Jonathan Coe: Expo 58
Siri Hustvedt: The Blindfold

.  The Rachman book starts with Tooly, in her thirties, running a failing bookstore in a Welsh village. We then go back to 1988 when she was nine years old living in Bangkok with Paul—the relationship is not clear. There are chapters set at other dates: 1999, in Brooklyn, where she is living with an elderly Russian émigré called Humph, and having an affair with a law student, Duncan. We move to the present day when she meets Duncan again—now married with two kids—and Humph living in squalor in Brighton Beach, close to Coney Island. Apparently Tooly has moved around over the years, from city to city—always with Humph, but sometimes another male—Venn—appears on the scene and seems to use Tooly as an accomplice in scams. And there is Sarah, who drifts from country to country, and meets up with Tooly now and again.
       And all the time you are asking yourself, how was all this peripatetic wandering possible? Slowly the chapters on the past—interspersed with happenings in the present—provide the answers. But you have to plough through a lot of philosophizing by different characters to get those answers.
      One reviewer of the Rachman book said he was beginning to go to sleep at page 40, but fully awake at page 340. For me it was the other way round: fully awake at page 40, but losing my patience at about page 300.
      But to be fair, here is an excerpt from a review in The Guardian:
“There's something slightly cutesy about the wall-to-wall eccentricity, something slightly precious about the fey withholding of information from the reader. Tooly isn't quite the Manic Pixie Dream Girl stereotype, but she threatens to be. You find yourself thinking: get on with it. But if you stick with it, Rachman hits his stride. The Rise and Fall of Great Powers gestures with its title and its scope at something world-spanning. That's semi-ironic. Its background music is world-historical – there are intermittent bursts of chat about Reagan and Gorbachev, 9/11, the Rwandan genocide and the Clinton impeachment – but it's at its heart about individual lives: how opaque we are to each other, and how little we understand our own histories.”
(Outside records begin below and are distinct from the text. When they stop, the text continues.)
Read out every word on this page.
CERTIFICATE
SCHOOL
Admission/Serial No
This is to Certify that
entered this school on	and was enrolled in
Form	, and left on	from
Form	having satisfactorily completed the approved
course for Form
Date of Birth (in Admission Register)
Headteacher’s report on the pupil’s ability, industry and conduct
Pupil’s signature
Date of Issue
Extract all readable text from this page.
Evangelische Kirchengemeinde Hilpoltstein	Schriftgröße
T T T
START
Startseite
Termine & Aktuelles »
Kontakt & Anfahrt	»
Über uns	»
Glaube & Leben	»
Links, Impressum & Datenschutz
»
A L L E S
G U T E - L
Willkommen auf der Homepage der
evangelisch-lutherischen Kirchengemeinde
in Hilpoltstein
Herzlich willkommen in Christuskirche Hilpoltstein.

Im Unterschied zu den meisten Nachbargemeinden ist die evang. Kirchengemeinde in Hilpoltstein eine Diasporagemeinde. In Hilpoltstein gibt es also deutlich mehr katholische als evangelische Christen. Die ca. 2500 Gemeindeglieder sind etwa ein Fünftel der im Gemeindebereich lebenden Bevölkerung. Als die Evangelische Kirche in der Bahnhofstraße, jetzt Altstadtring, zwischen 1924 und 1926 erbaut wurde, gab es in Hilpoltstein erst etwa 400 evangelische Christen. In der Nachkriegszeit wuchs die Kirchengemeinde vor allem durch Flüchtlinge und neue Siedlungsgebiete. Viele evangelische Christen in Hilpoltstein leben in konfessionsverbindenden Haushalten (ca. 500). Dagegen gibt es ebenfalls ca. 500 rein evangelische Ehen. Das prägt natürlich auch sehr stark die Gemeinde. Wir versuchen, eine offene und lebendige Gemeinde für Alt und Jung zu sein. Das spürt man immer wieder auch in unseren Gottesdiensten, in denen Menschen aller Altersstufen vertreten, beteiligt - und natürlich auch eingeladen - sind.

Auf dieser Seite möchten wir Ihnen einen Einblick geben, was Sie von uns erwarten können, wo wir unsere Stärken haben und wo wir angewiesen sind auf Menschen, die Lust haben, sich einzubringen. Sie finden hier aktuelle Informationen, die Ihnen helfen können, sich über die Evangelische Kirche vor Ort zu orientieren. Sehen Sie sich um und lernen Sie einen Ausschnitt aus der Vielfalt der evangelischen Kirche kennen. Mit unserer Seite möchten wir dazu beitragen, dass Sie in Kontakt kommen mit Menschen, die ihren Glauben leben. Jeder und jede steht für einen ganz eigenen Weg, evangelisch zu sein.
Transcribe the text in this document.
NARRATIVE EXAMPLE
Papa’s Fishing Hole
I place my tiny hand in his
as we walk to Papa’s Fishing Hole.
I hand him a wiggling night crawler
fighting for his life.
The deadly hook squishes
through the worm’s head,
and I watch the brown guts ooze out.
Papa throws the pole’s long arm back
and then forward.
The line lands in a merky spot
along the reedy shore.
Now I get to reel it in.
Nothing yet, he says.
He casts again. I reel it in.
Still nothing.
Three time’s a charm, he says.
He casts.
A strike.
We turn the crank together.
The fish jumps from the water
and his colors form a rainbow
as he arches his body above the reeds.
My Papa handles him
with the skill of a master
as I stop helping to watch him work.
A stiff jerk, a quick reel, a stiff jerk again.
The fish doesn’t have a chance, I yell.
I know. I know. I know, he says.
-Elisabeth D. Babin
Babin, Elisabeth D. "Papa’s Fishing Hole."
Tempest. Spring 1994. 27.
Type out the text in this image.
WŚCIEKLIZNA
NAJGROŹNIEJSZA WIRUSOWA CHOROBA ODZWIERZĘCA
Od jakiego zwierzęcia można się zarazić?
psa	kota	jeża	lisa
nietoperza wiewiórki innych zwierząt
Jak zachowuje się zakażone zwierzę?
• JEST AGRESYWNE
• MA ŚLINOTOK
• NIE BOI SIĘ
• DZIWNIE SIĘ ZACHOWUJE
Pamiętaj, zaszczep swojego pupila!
    The Jonathan Coe book is a neat piece of work, well written, funny, and touching in places, but one gets the impression that the author simply enjoyed recreating the World’s Fair in Belgium in 1958. I think he described the process in his author’s notes as a form of archaeology. Tom Foley, the protagonist is transported from his humdrum civil service job, his small house in Tooting, and his problematic marriage, to the glamour and international ambience of Expo 58, where he oversees the Britannia Pub, which is a major feature of the British exhibit. And he gets caught up in Cold War spying and falls for a beautiful young Belgium girl. You want to keep turning the pages, but I thought the novel was a fairly light-weight piece of work--well-written, well-observed, and worth a read if you are a bit tired of the intellectual effort of reading more weighty tomes.

     The Siri Hustvedt book, her first novel, is “The Blindfold.” It is weighty—but not a tome—221 pages in a small page format. I found it at the Library when I was searching for her most recent, much praised book, “The Blazing World.” “The Blindfold” is an extraordinary book. It consists of five sections. In the first four sections, the first-person narrator—a graduate student named Iris Vegan—relates strange and disturbing experiences. In the fifth section, she goes back to a time before these episodes, and brief mention is made of each of them as she goes over the whole period. BTW: Iris is Siri backwards, and Vegan was the author’s mother’s name. The first four sections could be independent short stories. The fifth section is novella length.
    Hustvedt, who is married to Paul Auster, has published a non-fiction book about her migraines and her psychic disorders called “The Quaking Woman or A History of my Nerves” (well reviewed by Hilary Mantel in The Guardian) and one can only assume that much of this novel is at least semi-autobiographical.
You may not like Iris: you may well ask, “what the hell is wrong with this girl:” you may lose patience with her obsessions: but I think you will keep reading…to the end.